Bien sûr, il y a une « explication » bien plus simple à cette réaction – qui ne concerne que mon médiocre moi, et en rien l’essai lui-même : c’est que, même avec toute cette distance aussi bien géographique que culturelle, je m’y suis régulièrement reconnu. La chose étonnante – ou pas –, c’est que j’ai digéré avec bien plus d’aisance mon identification ambiguë aux NEET, aux otaku, aux hikikomori… qu’aux hommes, même en envoyant la virilité aux orties. Mais je suppose qu’il vaut mieux que je ne m’aventure pas sur ce terrain – et certainement pas dans cet article de blog (ou un autre à vrai dire).
MODÈLES EN DÉRIVE
Au final, Japon, la crise des modèles est de toute façon un très bon essai, aussi instructif que passionnant. Il a peut-être aussi quelque chose de salutaire, en creusant des thématiques éventuellement envisagées ailleurs, mais de manière trop superficielle – assurément, nos représentations du Japon en France sont le plus souvent biaisées et caricaturales, qu’elles soient laudatives ou critiques. Gratter l’écorce des gyaru pour littéralement ne pas s’en tenir à la superficialité, c’est peu dire que cela fait sens. Et c’est matière à réflexion, éventuellement au-delà du seul cas japonais.
Par ailleurs, le contenu précis de cette étude a aussi pour intérêt de contextualiser des œuvres japonaises contemporaines qui, prises isolément, peuvent échapper au lecteur français, en partie sinon en tout – cela vaut pour les romans de Murakami Ryû, auteur régulièrement cité par Muriel Jolivet, mais aussi au-delà, en littérature (je pense par exemple à Sin semillas et Nipponia nippon d’Abe Kazushige) ou d’autres médias, films, anime (Perfect Blue de Kon Satoshi, peut-être ?), mangas, drama, jeux vidéo, que sais-je encore…

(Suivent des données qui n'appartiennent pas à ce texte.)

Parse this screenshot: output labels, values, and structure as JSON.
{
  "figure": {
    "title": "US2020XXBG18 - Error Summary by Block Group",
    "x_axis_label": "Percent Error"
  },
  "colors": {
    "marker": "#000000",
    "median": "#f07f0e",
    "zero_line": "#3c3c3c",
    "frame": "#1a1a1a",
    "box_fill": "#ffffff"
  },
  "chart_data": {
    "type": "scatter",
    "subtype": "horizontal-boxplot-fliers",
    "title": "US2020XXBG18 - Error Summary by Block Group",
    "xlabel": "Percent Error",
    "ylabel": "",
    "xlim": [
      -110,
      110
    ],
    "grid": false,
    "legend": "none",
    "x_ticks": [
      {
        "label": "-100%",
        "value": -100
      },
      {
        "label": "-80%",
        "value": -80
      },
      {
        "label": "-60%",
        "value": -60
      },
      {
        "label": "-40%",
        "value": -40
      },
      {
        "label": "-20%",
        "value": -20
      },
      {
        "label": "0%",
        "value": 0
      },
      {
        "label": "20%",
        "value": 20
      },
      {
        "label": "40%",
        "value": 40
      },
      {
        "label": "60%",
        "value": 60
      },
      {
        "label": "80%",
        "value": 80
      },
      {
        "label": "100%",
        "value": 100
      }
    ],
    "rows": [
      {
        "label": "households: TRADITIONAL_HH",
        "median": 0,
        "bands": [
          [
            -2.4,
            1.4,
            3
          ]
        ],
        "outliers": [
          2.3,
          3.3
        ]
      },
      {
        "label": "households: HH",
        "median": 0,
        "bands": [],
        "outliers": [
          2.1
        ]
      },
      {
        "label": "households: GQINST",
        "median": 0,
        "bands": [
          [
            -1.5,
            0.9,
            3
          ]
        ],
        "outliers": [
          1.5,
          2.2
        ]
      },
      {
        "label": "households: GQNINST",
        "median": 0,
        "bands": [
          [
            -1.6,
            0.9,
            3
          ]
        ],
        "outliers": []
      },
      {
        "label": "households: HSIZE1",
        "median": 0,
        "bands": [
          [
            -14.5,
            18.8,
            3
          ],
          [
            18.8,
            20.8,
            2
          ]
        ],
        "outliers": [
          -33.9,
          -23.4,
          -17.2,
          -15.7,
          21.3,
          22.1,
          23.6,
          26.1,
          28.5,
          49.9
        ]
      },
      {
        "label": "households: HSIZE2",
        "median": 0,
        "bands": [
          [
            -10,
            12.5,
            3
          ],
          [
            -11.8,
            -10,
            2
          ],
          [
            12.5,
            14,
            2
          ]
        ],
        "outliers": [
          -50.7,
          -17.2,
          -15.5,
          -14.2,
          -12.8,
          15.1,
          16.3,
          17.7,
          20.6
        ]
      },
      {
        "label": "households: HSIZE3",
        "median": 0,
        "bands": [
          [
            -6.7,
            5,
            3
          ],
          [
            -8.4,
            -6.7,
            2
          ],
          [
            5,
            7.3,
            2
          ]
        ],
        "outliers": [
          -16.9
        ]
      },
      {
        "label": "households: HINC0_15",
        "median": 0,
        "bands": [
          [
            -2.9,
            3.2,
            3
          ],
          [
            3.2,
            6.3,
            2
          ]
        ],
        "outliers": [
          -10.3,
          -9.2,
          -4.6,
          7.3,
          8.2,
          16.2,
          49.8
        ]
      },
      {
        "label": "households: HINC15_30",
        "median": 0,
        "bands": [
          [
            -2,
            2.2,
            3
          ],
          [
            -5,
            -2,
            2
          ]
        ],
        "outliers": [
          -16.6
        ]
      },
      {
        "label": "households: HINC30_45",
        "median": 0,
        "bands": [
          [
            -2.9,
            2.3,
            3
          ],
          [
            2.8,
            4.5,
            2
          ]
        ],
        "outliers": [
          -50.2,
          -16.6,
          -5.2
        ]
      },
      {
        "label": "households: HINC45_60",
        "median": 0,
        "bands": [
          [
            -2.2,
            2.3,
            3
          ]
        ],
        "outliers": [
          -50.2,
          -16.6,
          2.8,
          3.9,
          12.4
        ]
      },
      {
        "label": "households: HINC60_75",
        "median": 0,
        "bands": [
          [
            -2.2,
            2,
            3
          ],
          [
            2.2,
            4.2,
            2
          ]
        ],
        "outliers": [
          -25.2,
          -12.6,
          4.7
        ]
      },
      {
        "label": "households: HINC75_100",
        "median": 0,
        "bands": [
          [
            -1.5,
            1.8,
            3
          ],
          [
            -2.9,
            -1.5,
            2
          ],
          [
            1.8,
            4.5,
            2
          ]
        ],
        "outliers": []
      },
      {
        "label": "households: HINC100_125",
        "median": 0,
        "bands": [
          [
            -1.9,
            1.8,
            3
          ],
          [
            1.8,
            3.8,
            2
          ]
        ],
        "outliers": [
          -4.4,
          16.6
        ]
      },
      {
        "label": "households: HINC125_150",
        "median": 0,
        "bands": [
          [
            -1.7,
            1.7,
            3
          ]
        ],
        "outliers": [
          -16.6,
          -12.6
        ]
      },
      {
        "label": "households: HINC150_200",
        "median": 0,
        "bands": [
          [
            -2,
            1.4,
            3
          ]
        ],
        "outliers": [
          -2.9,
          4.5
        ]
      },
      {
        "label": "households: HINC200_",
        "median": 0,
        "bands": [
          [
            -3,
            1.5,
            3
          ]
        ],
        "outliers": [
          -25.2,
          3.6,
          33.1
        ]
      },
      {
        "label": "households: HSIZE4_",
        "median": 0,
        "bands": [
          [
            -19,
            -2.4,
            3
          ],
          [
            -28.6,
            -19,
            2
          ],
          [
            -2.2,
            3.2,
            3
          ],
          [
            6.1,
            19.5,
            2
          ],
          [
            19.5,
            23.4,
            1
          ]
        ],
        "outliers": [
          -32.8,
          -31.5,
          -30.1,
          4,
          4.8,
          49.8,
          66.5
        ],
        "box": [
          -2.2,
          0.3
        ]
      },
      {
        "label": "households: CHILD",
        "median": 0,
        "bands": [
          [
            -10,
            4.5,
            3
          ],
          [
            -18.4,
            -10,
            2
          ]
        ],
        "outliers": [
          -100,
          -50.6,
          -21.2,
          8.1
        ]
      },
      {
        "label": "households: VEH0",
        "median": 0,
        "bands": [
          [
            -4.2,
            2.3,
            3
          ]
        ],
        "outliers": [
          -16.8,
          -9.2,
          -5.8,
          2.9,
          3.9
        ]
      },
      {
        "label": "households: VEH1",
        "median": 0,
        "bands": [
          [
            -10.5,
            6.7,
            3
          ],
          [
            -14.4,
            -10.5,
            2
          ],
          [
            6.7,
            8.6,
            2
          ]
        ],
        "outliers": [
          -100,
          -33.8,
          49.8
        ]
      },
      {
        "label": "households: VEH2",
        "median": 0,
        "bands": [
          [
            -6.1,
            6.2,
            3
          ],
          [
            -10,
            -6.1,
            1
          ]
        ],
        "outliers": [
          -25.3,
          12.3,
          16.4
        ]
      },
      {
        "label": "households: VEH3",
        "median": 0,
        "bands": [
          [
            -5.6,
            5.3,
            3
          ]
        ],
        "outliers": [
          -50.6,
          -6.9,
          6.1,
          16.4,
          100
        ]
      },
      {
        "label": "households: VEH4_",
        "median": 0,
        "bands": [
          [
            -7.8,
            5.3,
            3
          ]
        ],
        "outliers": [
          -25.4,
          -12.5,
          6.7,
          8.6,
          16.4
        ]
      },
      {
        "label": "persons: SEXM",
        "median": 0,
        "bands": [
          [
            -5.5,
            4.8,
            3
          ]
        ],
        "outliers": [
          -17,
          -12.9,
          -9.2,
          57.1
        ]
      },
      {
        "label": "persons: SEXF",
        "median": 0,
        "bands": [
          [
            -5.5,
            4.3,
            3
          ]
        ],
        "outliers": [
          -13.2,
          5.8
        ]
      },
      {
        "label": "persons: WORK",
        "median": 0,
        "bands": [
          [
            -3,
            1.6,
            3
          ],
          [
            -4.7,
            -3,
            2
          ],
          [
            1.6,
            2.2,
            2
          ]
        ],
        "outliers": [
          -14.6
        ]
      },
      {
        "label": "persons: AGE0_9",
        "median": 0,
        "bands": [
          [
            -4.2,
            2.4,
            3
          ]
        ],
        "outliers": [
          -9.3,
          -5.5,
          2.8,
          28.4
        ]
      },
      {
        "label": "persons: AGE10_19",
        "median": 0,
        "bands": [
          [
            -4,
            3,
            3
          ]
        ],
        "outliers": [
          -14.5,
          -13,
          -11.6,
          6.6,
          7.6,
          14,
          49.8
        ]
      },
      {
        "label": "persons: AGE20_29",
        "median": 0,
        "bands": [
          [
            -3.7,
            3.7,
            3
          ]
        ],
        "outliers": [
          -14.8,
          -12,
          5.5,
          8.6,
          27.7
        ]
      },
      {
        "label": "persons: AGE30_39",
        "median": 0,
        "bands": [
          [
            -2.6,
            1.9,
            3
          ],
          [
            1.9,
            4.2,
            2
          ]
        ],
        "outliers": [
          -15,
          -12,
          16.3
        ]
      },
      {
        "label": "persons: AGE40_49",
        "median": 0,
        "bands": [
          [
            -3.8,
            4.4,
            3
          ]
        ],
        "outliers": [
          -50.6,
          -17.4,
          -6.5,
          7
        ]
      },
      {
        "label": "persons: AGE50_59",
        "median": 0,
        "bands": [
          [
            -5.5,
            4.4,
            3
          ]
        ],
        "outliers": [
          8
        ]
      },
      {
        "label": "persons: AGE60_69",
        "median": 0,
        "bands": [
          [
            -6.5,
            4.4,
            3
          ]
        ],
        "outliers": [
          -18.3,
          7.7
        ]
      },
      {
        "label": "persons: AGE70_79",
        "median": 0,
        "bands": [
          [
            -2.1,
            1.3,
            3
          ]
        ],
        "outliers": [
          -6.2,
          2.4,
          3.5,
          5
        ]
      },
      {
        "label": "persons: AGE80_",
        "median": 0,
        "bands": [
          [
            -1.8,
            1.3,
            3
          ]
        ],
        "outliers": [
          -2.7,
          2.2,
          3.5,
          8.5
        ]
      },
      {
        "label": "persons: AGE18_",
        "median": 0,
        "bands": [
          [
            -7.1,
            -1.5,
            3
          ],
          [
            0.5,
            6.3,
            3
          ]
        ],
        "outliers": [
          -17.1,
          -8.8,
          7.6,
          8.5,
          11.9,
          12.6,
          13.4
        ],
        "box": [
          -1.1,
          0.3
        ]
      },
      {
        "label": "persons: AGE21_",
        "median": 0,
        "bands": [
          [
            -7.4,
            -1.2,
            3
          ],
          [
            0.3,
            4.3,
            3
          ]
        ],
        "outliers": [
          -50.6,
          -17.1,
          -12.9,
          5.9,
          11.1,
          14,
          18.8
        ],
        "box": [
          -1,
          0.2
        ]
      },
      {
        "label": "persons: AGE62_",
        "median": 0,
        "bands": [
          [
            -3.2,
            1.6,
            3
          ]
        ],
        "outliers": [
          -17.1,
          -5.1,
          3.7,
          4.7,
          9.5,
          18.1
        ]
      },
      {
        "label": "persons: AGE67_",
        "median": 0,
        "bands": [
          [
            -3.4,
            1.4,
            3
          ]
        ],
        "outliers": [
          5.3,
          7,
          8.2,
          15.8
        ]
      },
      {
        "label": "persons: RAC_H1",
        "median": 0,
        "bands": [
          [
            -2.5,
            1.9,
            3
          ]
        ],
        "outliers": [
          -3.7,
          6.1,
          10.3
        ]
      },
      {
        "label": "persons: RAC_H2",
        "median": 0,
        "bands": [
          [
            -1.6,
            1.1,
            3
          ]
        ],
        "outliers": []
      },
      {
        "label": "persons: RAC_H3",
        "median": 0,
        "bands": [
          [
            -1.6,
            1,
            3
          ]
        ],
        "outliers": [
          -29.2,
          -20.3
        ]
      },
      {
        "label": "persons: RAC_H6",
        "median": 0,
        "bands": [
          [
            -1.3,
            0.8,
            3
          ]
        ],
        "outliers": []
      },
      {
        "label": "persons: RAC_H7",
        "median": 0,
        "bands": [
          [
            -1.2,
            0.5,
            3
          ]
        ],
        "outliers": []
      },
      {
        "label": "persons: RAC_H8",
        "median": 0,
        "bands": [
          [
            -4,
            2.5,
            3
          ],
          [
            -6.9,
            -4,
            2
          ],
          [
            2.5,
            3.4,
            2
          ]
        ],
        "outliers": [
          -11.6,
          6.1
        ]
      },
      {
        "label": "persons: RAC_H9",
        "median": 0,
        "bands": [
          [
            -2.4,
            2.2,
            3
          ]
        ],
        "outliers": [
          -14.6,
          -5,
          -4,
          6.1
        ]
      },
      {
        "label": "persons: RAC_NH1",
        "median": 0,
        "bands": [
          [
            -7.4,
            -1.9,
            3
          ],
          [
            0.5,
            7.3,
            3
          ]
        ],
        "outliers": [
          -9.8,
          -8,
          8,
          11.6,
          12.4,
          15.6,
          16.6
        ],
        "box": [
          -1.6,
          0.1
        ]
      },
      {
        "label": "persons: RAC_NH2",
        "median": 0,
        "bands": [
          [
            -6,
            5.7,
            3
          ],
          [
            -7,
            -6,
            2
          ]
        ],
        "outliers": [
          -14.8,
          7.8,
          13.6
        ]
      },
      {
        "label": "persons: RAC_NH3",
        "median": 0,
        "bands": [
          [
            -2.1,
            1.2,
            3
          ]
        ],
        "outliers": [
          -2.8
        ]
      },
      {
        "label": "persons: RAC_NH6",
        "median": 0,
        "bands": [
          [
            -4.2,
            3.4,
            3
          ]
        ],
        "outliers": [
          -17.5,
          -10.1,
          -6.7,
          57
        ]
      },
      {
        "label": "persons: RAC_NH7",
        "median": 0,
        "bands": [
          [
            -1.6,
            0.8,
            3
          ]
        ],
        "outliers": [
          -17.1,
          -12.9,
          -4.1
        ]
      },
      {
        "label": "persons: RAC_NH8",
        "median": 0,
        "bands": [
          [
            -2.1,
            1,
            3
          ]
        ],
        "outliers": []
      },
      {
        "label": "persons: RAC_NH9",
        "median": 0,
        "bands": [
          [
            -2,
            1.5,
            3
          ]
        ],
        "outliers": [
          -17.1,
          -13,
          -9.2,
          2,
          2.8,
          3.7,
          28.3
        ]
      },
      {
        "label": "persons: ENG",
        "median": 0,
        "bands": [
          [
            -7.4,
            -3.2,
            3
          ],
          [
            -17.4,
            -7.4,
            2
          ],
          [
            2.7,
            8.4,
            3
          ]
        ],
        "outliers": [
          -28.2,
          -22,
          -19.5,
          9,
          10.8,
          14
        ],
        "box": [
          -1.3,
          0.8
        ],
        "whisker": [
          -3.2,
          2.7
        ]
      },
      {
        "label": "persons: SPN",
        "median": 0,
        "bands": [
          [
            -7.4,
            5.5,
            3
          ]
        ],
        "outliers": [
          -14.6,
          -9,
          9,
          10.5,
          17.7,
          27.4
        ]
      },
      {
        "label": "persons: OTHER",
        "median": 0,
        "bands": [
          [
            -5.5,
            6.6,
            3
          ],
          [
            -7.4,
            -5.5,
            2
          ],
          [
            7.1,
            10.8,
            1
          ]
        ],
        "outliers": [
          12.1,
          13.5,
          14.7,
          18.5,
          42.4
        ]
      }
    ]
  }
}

J’avouerai, cependant, que, disons, la première moitié de l’essai, focalisée sur la jeunesse, m’a davantage intéressé que la seconde, au liant qui m’a semble parfois plus indécis – en fait, c’est ce liant et rien d’autre qui m’a paru problématique : les développements concernant les femmes japonaises, le travail, le mariage, etc., sont très convaincants dans l’ensemble – et peut-être à compléter, par exemple donc avec Japonaises, la révolution douce, d’Anne Garrigue, dont je vous parlerai sous peu.
GONON (Anne), La Vie japonaise, Paris, Presses Universitaires de France, coll. Que sais-je ?, 1996, 127 p.
VINGT ANS AVANT
Le monde change en permanence – sans blague ? Et le Japon aussi vite que les autres pays. D'où un certain problème, concernant ce « Que sais-je ? » signé Anne Gonon, et qui vise dès son titre à donner au lecteur français une idée de ce que peut être la vie quotidienne au Japon… car vingt ans se sont écoulés depuis sa parution : dès lors, la vie quotidienne ici décrite n’est, sur certains points, pas tant celle d'aujourd'hui que celle d’il y a vingt ans. En effet, ce petit livre date de 1996, et n’a semble-t-il pas connu de mises à jour depuis ; or beaucoup de choses, à vue de nez, ont changé, et peut-être tout particulièrement au Japon… qui, alors, commençait tout juste à découvrir les joies de la crise.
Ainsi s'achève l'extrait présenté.